Lira sat in the furthest corner of the cave, her white dress stained with gray dirt and moss. She was holding the heavy, black leather book Darius had left on the flat stone near her knees. Her small fingers trembled as she touched the rough cover. The skin of the binding felt strange, almost warm against her palms, as if a small heart were beating somewhere deep within the old pages.

She slowly opened the cover. The pages inside were not made of paper; they were thick sheets of gray parchment covered in sharp, jagged lines of dark purple ink. It was the language of the first kings, but as Lira stared at the letters, the black lines on her stomach began to burn with a sudden, localized heat. Her vision blurred for a second, and the ancient words suddenly became clear to her mind, as if someone were whispering them directly into her ear.

The blood does not belong to the man, the text read. The dark is an old house with twelve chairs. The child who is marked before the first cry will not be a tool for the king. It will be the lock that shuts the gate.

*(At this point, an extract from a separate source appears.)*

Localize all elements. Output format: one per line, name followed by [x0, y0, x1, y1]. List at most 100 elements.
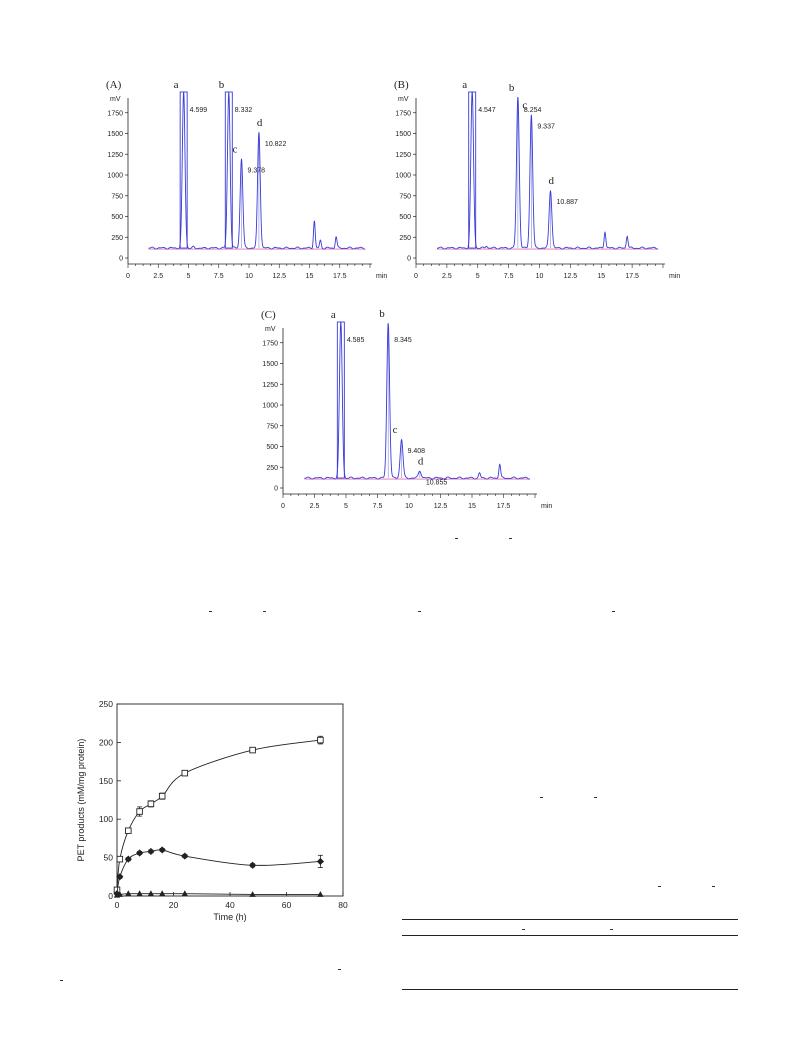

Lira pressed her hand hard against her belly, a sudden, sharp tear running down her nose and dropping onto the ancient page. The baby moved beneath her fingers, a slow, heavy roll that felt different from any kick she had felt before. It wasn't a child anymore; it was an anchor, keeping the void tied to this mountain.

Darius stepped through the narrow cleft of the entrance, his broad shoulders blocking out the morning sun. The black smoke around his skin was gone, but his face remained gray, the ink lines around his jawline permanently etched into his skin like cold glass. He looked down at her, his black eyes fixing on the book in her lap.

“You shouldn't touch it,” he said, his normal voice returning, thin and dry from the cold wind outside. “Vane said it changes the mind.”

Lira closed the leather book with a soft thud, but she did not pull her hands away from the cover. She looked up at him, her face tight with a quiet, calm sorrow that made him stop five feet away from her. “I can read it, Darius. The words… they speak to me because of the baby.”

Darius froze, his fingers tightening around the obsidian dagger. “What does it say about the child?”

“It says we can't go back,” Lira whispered, her voice cracking as she stood up slowly from the moss, using the rock wall to balance her heavy frame. She took two slow steps toward him, stopping just inches away from his cold chest. “Eldric will never stop hunting us because the baby is the lock. If he takes this child, he controls the mountains forever.”

Darius looked out through the narrow opening of the cave, his eyes watching the long, empty road below where the morning sun was finally burning away the fog. Far in the distance, past the gray hills, the high silver towers of the capital were visible against the blue sky, but they no longer looked like home. They looked like a cage.

“Let him hunt,” Darius said, his jaw setting tight as he tucked the obsidian dagger into his belt. “We are going north to the clans. If he wants this bloodline, he will have to come take it from the snow.”